Pero no, después nos enteramos que, si bien había estado en contacto a la distancia, se conocieron en ese preciso instante.

  • Les presento al tío abuelo de José Gaitán. ¿Lo recuerdan? El joven que murió aquí cerquita hace 44 años.

Solo una sonrisa al pasar.

El interés de Adrián Gaitán, el hombre obeso, estaba en el sacerdote, no paraba de escrutarlo.

A los pocos minutos estábamos subiendo en su camioneta, la que nos condujo directo al cementerio Municipal de Santa Fe.

Y allí también nos estaban aguardando.

Tres empleados del cementerio, el tío abuelo del joven fallecido hace tanto tiempo, el padre Elpidio, Juana y yo, caminamos hacia el sepulcro ya conocido, en la pared noroeste de Cementerio Municipal.

Nos detuvimos frente a la pequeña celda con la foto sonriente del muchacho y, mientras uno de los empleados ponía a la firma de los presentes en una planilla prendida a una tablita, los otros dos se abocaron a destapar el nicho.

Martillo y cortafierro, sin sutilezas.

Extrajeron el cajón de madera rústica con huellas de maltrato. Raspaduras.
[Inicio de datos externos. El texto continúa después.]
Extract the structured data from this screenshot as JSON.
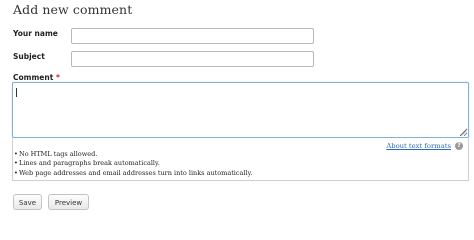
{
  "form": {
    "heading": "Add new comment",
    "name_label": "Your name",
    "name_value": "",
    "subject_label": "Subject",
    "subject_value": "",
    "comment_label": "Comment",
    "required_marker": "*",
    "comment_value": ""
  },
  "format": {
    "about_link": "About text formats",
    "help_icon_glyph": "?",
    "tips": [
      "No HTML tags allowed.",
      "Lines and paragraphs break automatically.",
      "Web page addresses and email addresses turn into links automatically."
    ],
    "bullet": "•"
  },
  "actions": {
    "save_label": "Save",
    "preview_label": "Preview"
  },
  "colors": {
    "link": "#2a6bb3",
    "required": "#cc2222",
    "focus_border": "#7fb2db"
  }
}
Luego, sin preámbulos, abrieron la tapa haciendo palanca, como si se tratara de una lata de arvejas, dejando al descubierto el cuerpo entero del joven de la foto.

Juana se dio vuelta para no mirar, y hasta creo que amagó con un desmayo.
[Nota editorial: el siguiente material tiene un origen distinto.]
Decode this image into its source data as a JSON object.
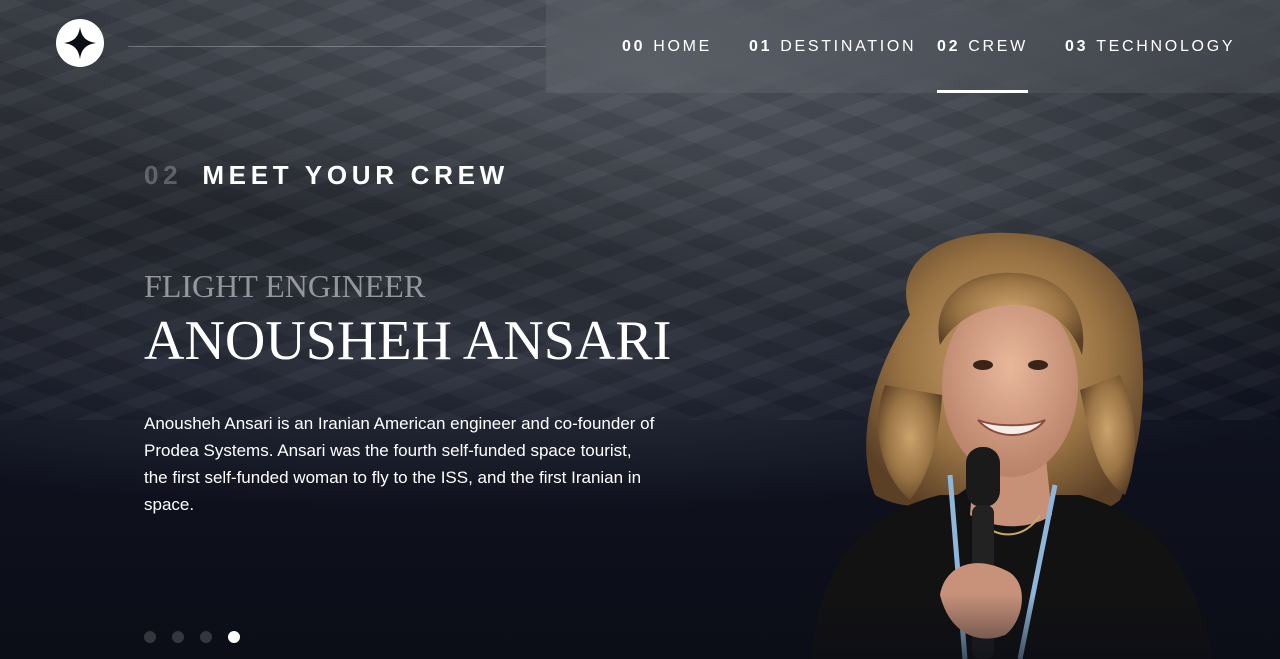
{
  "nav": {
    "items": [
      {
        "num": "00",
        "label": "HOME"
      },
      {
        "num": "01",
        "label": "DESTINATION"
      },
      {
        "num": "02",
        "label": "CREW"
      },
      {
        "num": "03",
        "label": "TECHNOLOGY"
      }
    ],
    "active_index": 2
  },
  "page_heading": {
    "num": "02",
    "title": "MEET YOUR CREW"
  },
  "crew": {
    "role": "FLIGHT ENGINEER",
    "name": "ANOUSHEH ANSARI",
    "bio": "Anousheh Ansari is an Iranian American engineer and co-founder of Prodea Systems. Ansari was the fourth self-funded space tourist, the first self-funded woman to fly to the ISS, and the first Iranian in space."
  },
  "carousel": {
    "total": 4,
    "active_index": 3
  },
  "colors": {
    "background": "#0b0d17",
    "text": "#ffffff",
    "accent": "#ffffff"
  },
  "icons": {
    "logo": "four-point-star-icon"
  }
}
El Padre Elpidio sacó del bolsillo interno de su saco la misma cruz que estaba en la foto del joven fallecido (con ojal en la parte superior y dos alas de ángeles a los costados), la colocó en el pecho del cadáver y sonrió.
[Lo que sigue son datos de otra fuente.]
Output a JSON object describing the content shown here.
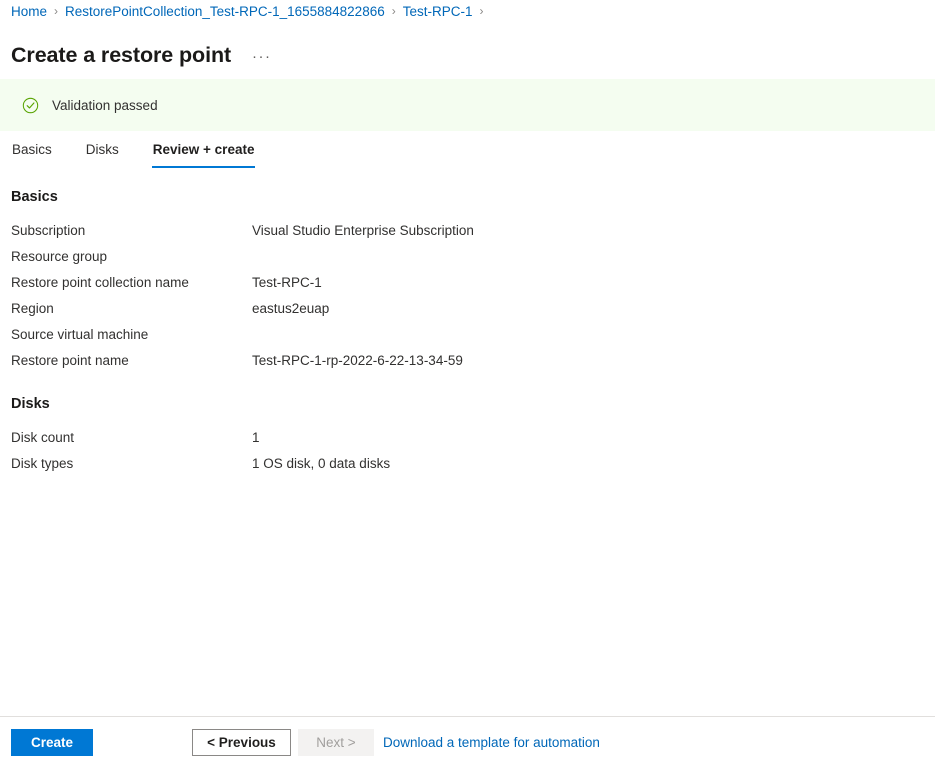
{
  "breadcrumb": {
    "separator": "›",
    "items": [
      {
        "label": "Home"
      },
      {
        "label": "RestorePointCollection_Test-RPC-1_1655884822866"
      },
      {
        "label": "Test-RPC-1"
      }
    ],
    "trailing_separator": "›"
  },
  "header": {
    "title": "Create a restore point",
    "more_menu": "···"
  },
  "validation": {
    "icon": "check-circle-icon",
    "message": "Validation passed",
    "background_color": "#f4fdf0",
    "icon_color": "#57a300"
  },
  "tabs": [
    {
      "label": "Basics",
      "active": false
    },
    {
      "label": "Disks",
      "active": false
    },
    {
      "label": "Review + create",
      "active": true
    }
  ],
  "sections": [
    {
      "heading": "Basics",
      "rows": [
        {
          "label": "Subscription",
          "value": "Visual Studio Enterprise Subscription"
        },
        {
          "label": "Resource group",
          "value": ""
        },
        {
          "label": "Restore point collection name",
          "value": "Test-RPC-1"
        },
        {
          "label": "Region",
          "value": "eastus2euap"
        },
        {
          "label": "Source virtual machine",
          "value": ""
        },
        {
          "label": "Restore point name",
          "value": "Test-RPC-1-rp-2022-6-22-13-34-59"
        }
      ]
    },
    {
      "heading": "Disks",
      "rows": [
        {
          "label": "Disk count",
          "value": "1"
        },
        {
          "label": "Disk types",
          "value": "1 OS disk, 0 data disks"
        }
      ]
    }
  ],
  "footer": {
    "create_label": "Create",
    "previous_label": "< Previous",
    "next_label": "Next >",
    "next_disabled": true,
    "download_template_label": "Download a template for automation",
    "accent_color": "#0078d4",
    "link_color": "#0067b8"
  }
}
No se persignó, ni rezó, ni siquiera cerró los ojos en señal de recogimiento. Solo tocó la calavera y sonrió.

Siguiendo al sacerdote, y sin esperar que los empleados vuelvan el féretro a su lugar, nos marchamos.

Nos marchamos para siempre.

En el vuelo de la tarde, el Padre Elpidio se fue de Santa Fe para nunca más regresar.

  • Y ya, esto fue todo. Me dijo Don Rafael aquella tarde, sentado en el tapialito del estacionamiento del crematorio.
  • ¿Y entonces? Le pregunté.
  • Entonces nada, averigüe usted que es el escritor. Concluyó.

Esa misma noche, al regresar del trabajo, busqué información sobre el joven José María Fernando Gaitán, no encontré nada.

Luego sobre el Padre Elpidio Castañeda. Y entonces sí, terminé de comprender todo. Y me refiero a todo.

El padre Elpidio Castañeda es un ex sacerdote católico, nacido en Sevilla el 15 de agosto de 1951. Ejerció su apostolado en distintos países de América Central, África y Asia, dedicado siempre al trabajo en los sectores más oprimidos de la sociedad.

En 1992 conoció al Papa Juan Pablo II en su gira africana, y desde entonces, acompañó al sumo pontífice hasta su muerte en 2005.

Luego del fallecimiento del papa polaco publicó: “Autobiografía de mis últimas 14 vidas”, un trabajo bibliográfico que, según consta en la introducción, ocupó su vida e incluso terminó cambiando diametralmente su fe, hasta el extremo de renunciar a su sacerdocio en 2008.

En el capítulo veinticuatro de su libro describe en detalle su vida pasada como un humilde hombre que vivió a mediados de siglo XX en una ciudad de la República Argentina, falleciendo aun siendo joven en un luctuoso accidente de tránsito en esa ciudad: Santa Fe.

En el transcurso de esa vida fue que comenzó su despertar espiritual, a partir de cierta vinculación con una persona anciana de la comunidad Qom, según cuenta, ella le regaló un singular amuleto egipcio que inexplicablemente era venerado por esta etnia americana.

Su nombre era José María Fernando Gaitán.“…y está sepultado en el Cementerio municipal de Santa Fe”. Esto último lo agrego yo.